Clinical pathways, such as those developed by P4 Pathways, reduce error, increase the quality of care and reduce costs, according to a Biotechnology Healthcare journal article posted online by the National Institutes of Health. All of these outcomes are goals of the nation’s healthcare reform efforts.
University of Pittsburgh Medical Center Cancer Centers have been using clinical pathways for four years, according to the article. Using these pathways to encourage doctors to use the right cancer drugs for the right patients — and to not use the wrong drugs — is saving the cancer centers millions of dollars per year and leading to better patient outcomes.
Clinical pathways also may be a way to reap the rewards of personalized medicine, the article points out. Personalized medicine — basing patients’ care on their genes — could transform healthcare institutions by 2020, according to business consultant PricewaterhouseCoopers.
Cardinal Health hopes to use Healthcare Solutions and its clinical pathways to launch an integrated service for specialty pharmaceutical customers. “Healthcare Solutions’ innovative business model supports this important specialty area by providing essential data, tools and insights that serve key participants in the chain of oncologic care, linking physician practices, pharma companies and payers,” Barrett said.

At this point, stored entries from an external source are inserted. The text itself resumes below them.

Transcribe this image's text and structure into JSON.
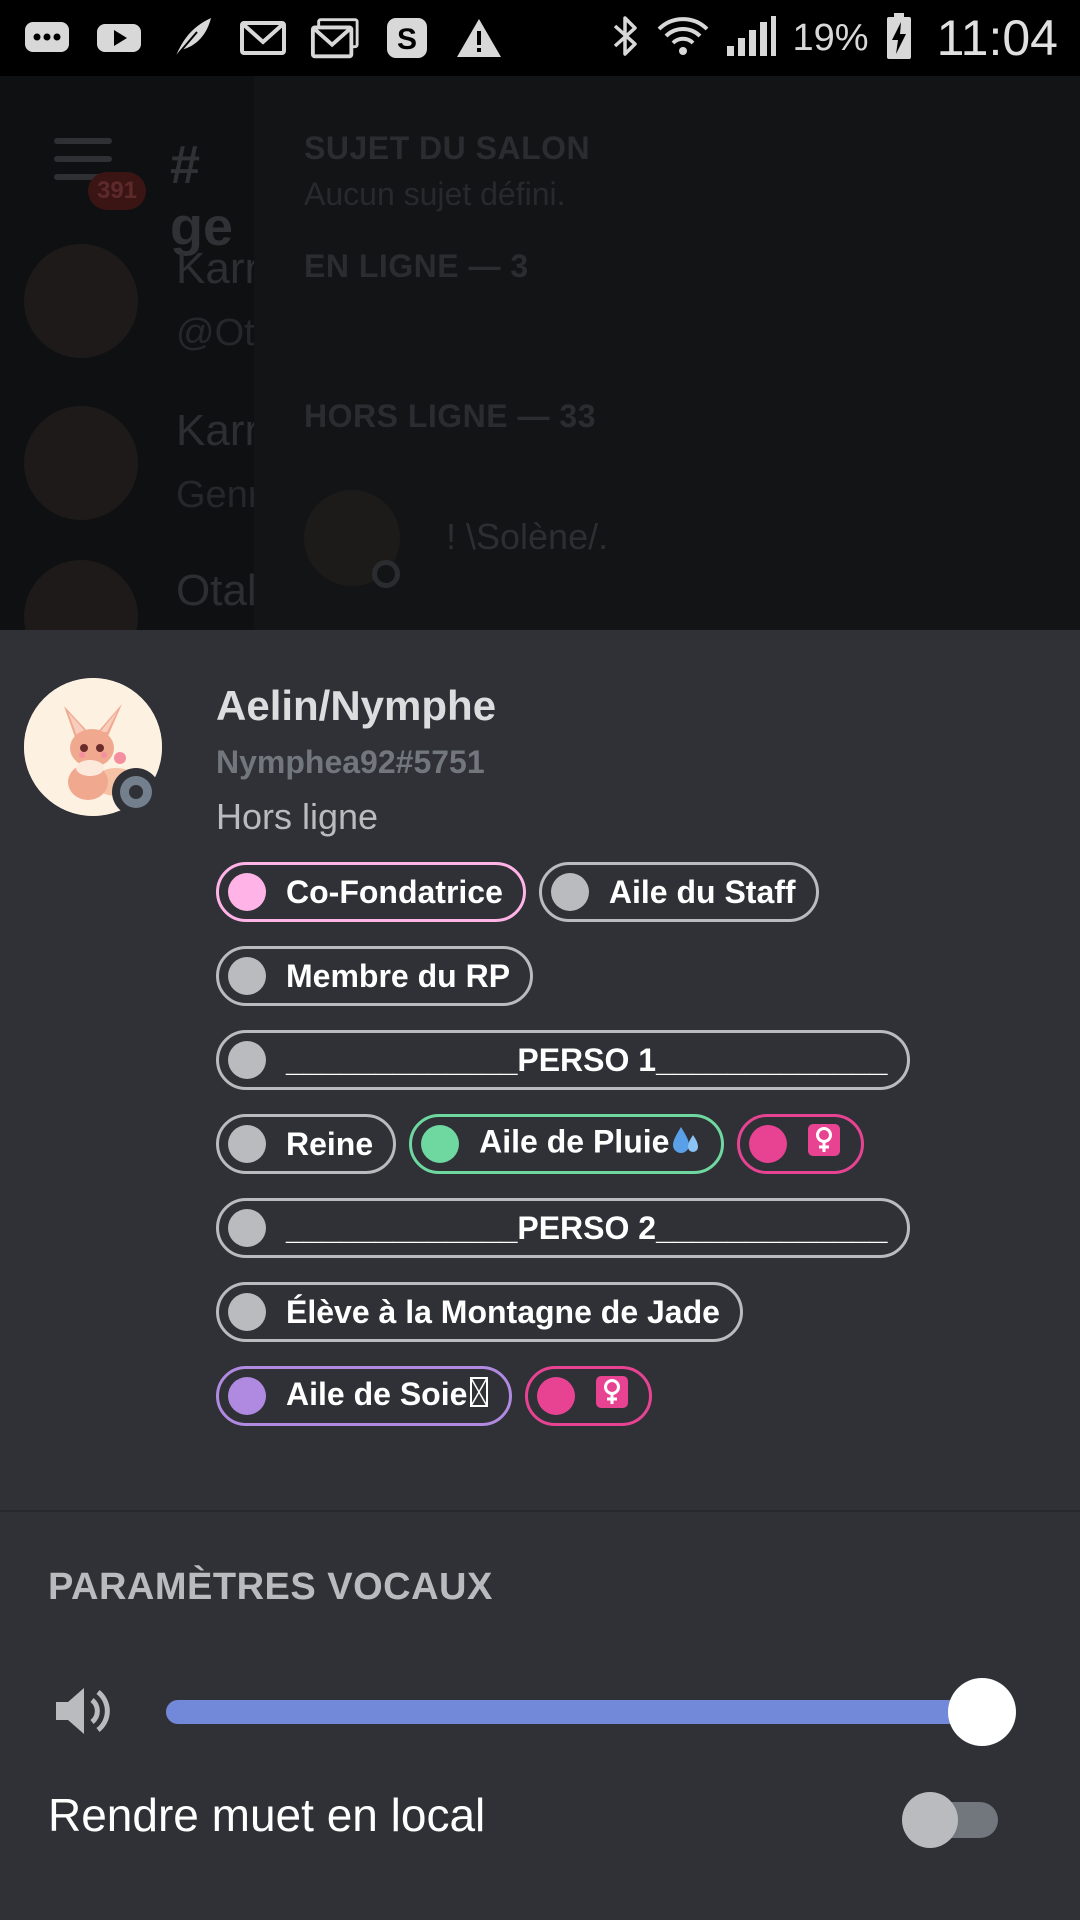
{
  "status_bar": {
    "icons": [
      "messages-icon",
      "youtube-icon",
      "feather-icon",
      "gmail-icon",
      "gmail-stack-icon",
      "skype-icon",
      "warning-icon"
    ],
    "battery_percent": "19%",
    "time": "11:04"
  },
  "background": {
    "badge_count": "391",
    "channel_prefix": "# ge",
    "messages": [
      {
        "name": "Karr",
        "sub": "@Ot"
      },
      {
        "name": "Karr",
        "sub": "Genr"
      },
      {
        "name": "Otal",
        "sub": ""
      }
    ],
    "topic_header": "SUJET DU SALON",
    "topic_value": "Aucun sujet défini.",
    "online_header": "EN LIGNE — 3",
    "offline_header": "HORS LIGNE — 33",
    "offline_user": "!    \\Solène/."
  },
  "profile": {
    "display_name": "Aelin/Nymphe",
    "tag": "Nymphea92#5751",
    "status": "Hors ligne",
    "roles": [
      {
        "label": "Co-Fondatrice",
        "color": "#ffb3e6",
        "border": "#ffb3e6",
        "emoji": ""
      },
      {
        "label": "Aile du Staff",
        "color": "#b9bbbe",
        "border": "#b9bbbe",
        "emoji": ""
      },
      {
        "label": "Membre du RP",
        "color": "#b9bbbe",
        "border": "#b9bbbe",
        "emoji": ""
      },
      {
        "label": "_____________PERSO 1_____________",
        "color": "#b9bbbe",
        "border": "#b9bbbe",
        "emoji": ""
      },
      {
        "label": "Reine",
        "color": "#b9bbbe",
        "border": "#b9bbbe",
        "emoji": ""
      },
      {
        "label": "Aile de Pluie",
        "color": "#6fd8a0",
        "border": "#6fd8a0",
        "emoji": "droplets-icon"
      },
      {
        "label": "",
        "color": "#e84393",
        "border": "#e84393",
        "emoji": "female-sign-icon"
      },
      {
        "label": "_____________PERSO 2_____________",
        "color": "#b9bbbe",
        "border": "#b9bbbe",
        "emoji": ""
      },
      {
        "label": "Élève à la Montagne de Jade",
        "color": "#b9bbbe",
        "border": "#b9bbbe",
        "emoji": ""
      },
      {
        "label": "Aile de Soie",
        "color": "#b089e0",
        "border": "#b089e0",
        "emoji": "missing-glyph-icon"
      },
      {
        "label": "",
        "color": "#e84393",
        "border": "#e84393",
        "emoji": "female-sign-icon"
      }
    ]
  },
  "voice_settings": {
    "title": "PARAMÈTRES VOCAUX",
    "volume_fraction": 1.0,
    "mute_label": "Rendre muet en local",
    "mute_enabled": false
  }
}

“Its model helps these parties work together in an integrated approach, which aligns incentives and uses data to drive better clinical health outcomes. Ultimately, the patient should benefit through improved treatments and lower healthcare costs.”
Cardinal Health shares ended Wednesday flat at $33.84 on the New York Stock Exchange. Cardinal recently increased its quarterly dividend by 11 percent to 19.5 cents and expects to repurchase $250 million-worth of its stock by the end of June.